Soul Fire (Darkling Mage 8)
Page 37
Herald sighed, giving me a weak smile. “Then we lived happily ever after.”
“You were kinda cute, actually, sleeping like that. Like a serial killer. Handsome one.”
Herald scowled, turning back to the counter. I just noticed the apron he was wearing, with its little cartoon cow printed on the front – a souvenir from the Happy, Inc. tour.
“Flattery isn’t getting you anywhere,” he huffed. “What’s up? I thought we agreed that you’d call before dropping in on me like this. I don’t want to go to jail for accidentally killing someone in self-defense, least of all my boyfriend.”
“Hey. Can’t a guy visit his partner every now and then? Maybe I missed you.”

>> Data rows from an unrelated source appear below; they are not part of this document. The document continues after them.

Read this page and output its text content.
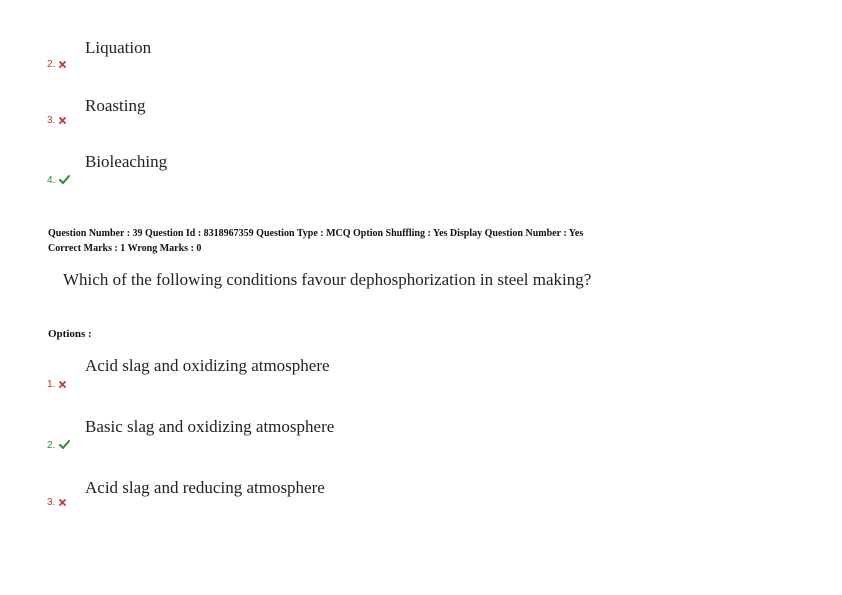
Liquation
2.
Roasting
3.
Bioleaching
4.
Question Number : 39 Question Id : 8318967359 Question Type : MCQ Option Shuffling : Yes Display Question Number : Yes
Correct Marks : 1 Wrong Marks : 0
Which of the following conditions favour dephosphorization in steel making?
Options :
Acid slag and oxidizing atmosphere
1.
Basic slag and oxidizing atmosphere
2.
Acid slag and reducing atmosphere
3.
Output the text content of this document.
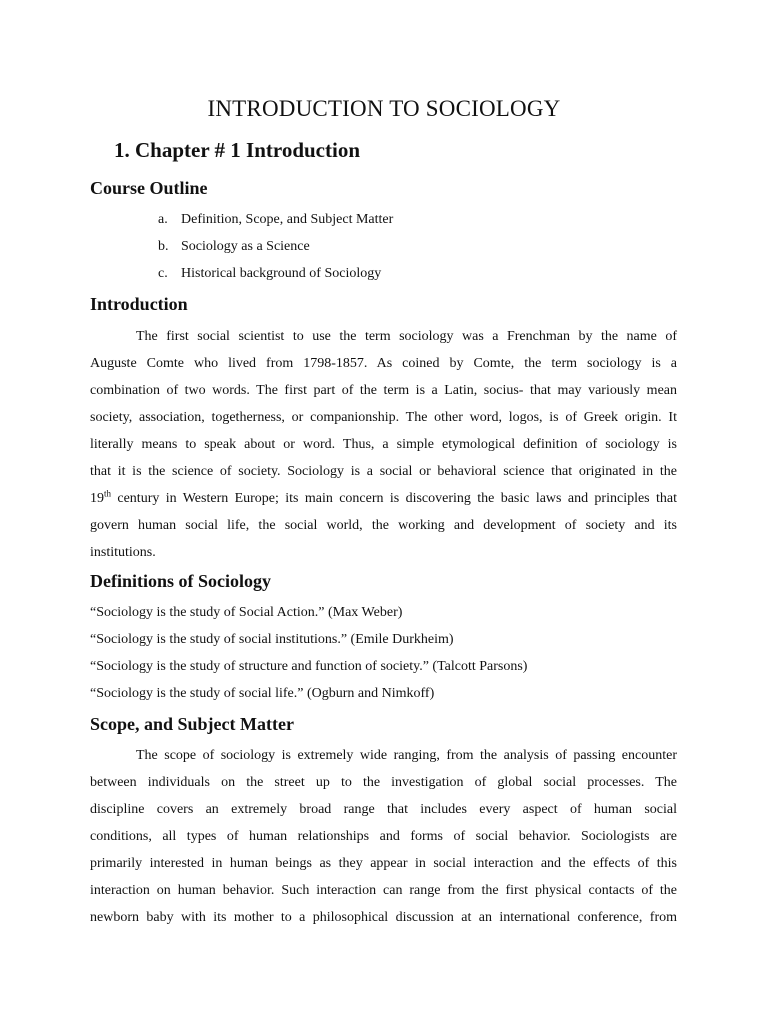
INTRODUCTION TO SOCIOLOGY
1. Chapter # 1 Introduction
Course Outline
a. Definition, Scope, and Subject Matter
b. Sociology as a Science
c. Historical background of Sociology
Introduction
The first social scientist to use the term sociology was a Frenchman by the name of
Auguste Comte who lived from 1798-1857. As coined by Comte, the term sociology is a
combination of two words. The first part of the term is a Latin, socius- that may variously mean
society, association, togetherness, or companionship. The other word, logos, is of Greek origin. It
literally means to speak about or word. Thus, a simple etymological definition of sociology is
that it is the science of society. Sociology is a social or behavioral science that originated in the
19th century in Western Europe; its main concern is discovering the basic laws and principles that
govern human social life, the social world, the working and development of society and its
institutions.
Definitions of Sociology
“Sociology is the study of Social Action.” (Max Weber)
“Sociology is the study of social institutions.” (Emile Durkheim)
“Sociology is the study of structure and function of society.” (Talcott Parsons)
“Sociology is the study of social life.” (Ogburn and Nimkoff)
Scope, and Subject Matter
The scope of sociology is extremely wide ranging, from the analysis of passing encounter
between individuals on the street up to the investigation of global social processes. The
discipline covers an extremely broad range that includes every aspect of human social
conditions, all types of human relationships and forms of social behavior. Sociologists are
primarily interested in human beings as they appear in social interaction and the effects of this
interaction on human behavior. Such interaction can range from the first physical contacts of the
newborn baby with its mother to a philosophical discussion at an international conference, from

Or maybe, I thought, maybe I’m feeling guilty about being with Bastion, about not telling you about it beforehand, and about not telling you about it now.
“Hmm. I’m not so sure about that.” Herald fiddled with something on the counter, humming to himself absently. “Is this about Agatha Black? I texted you. We’ll be fine, I said. We’ll work things out.”
“It’s not about that. I told you, I just wanted to see you.” I stepped closer, risking entering his personal space, hooking my fingers through one of his belt loops. “I didn’t get a good look at that apron. Does it say ‘kiss the chef?’ Lemme see.”
Herald turned in place, laughing. “It doesn’t and you damn well know that.” He gestured at the words printed under the cow’s face.
“Licensed to grill,” I read out loud. “Dang. That’s not as exciting.”
“And a little inappropriate for what I’m doing, to be honest.”
I peered over his shoulder, finding, of all things, a couple of pie tins, already filled and ready to pop in the oven. Herald was pricking some holes into the crust, arranged, as expected, in a pathologically flawless series of geometric patterns.
“That explains the smell,” I said.
He wrinkled his nose, holding his hand out and pushing me lightly in the chest. “But it doesn’t explain yours. Holy hell, Dust, you stink. And you’re covered in sweat. What have you been doing?”
“N-nothing,” I stammered. “Been a long day.” I flexed my arms, even though Herald couldn’t see anything through the sleeves of my jacket. “Been getting ripped. Workin’ out.”
Herald rolled his eyes. “You’re usually so good at lying, too. No sugar from me until you take a shower, stinky.”
I stared pointedly at the pies, my stomach grumbling despite them being totally unbaked and unfit for consumption. “What about those? Do I get some sugar from those guys? I’m starving.” My stomach rumbled in convenient agreement.
“Same deal. You smell terrible. No pie until you’re clean. Besides, these aren’t for eating. Not right now, at least. I was going to take them over to the Boneyard when they were done.”
I nodded eagerly, grinning. “Right, right. That’s
so sweet, you baking me two whole pies.”
“Greedy. No. Those are for everyone to share.”
“I’ll cut you a deal. One pie for me, the other one for all those other losers. I’m cuter than all of them combined.”
Herald narrowed his eyes. “Don’t push your luck, Graves.”
I liked this, that we could talk to each other like that, just shoot the shit. It was so mundane, so domestic, an ordinary, pastry-based distraction from the realities of Agatha Black. No words needed to even explain that. It was implicit, the understanding that we were allowed to live normal lives, even if it was just in the cracks in between regular instances of preventing the apocalypse and almost dying.
Herald scratched his chin. “I mean, I guess since you’re here, you may as well wait for these to bake and take them home. Can you even carry a pie through the Dark Room? Would it still be edible?”
I shrugged. “I go through it all the time and I’m still totally edible. Delicious, even.”
“You’re being extra cheeky tonight,” Herald said, cocking an eyebrow, his smirk matching the curve of it.
I stepped closer, putting a little swagger in my step. “Like I said. Missed you.”
“If you say so,” Herald said, backing away and waving a hand under his nose. “But you definitely need a shower. You smell like a trash can.”
“What?” I sniffed myself. He wasn’t wrong, but still. Kind of a mean thing to say, right? “Nah, that’s just the handsomeness leaking.”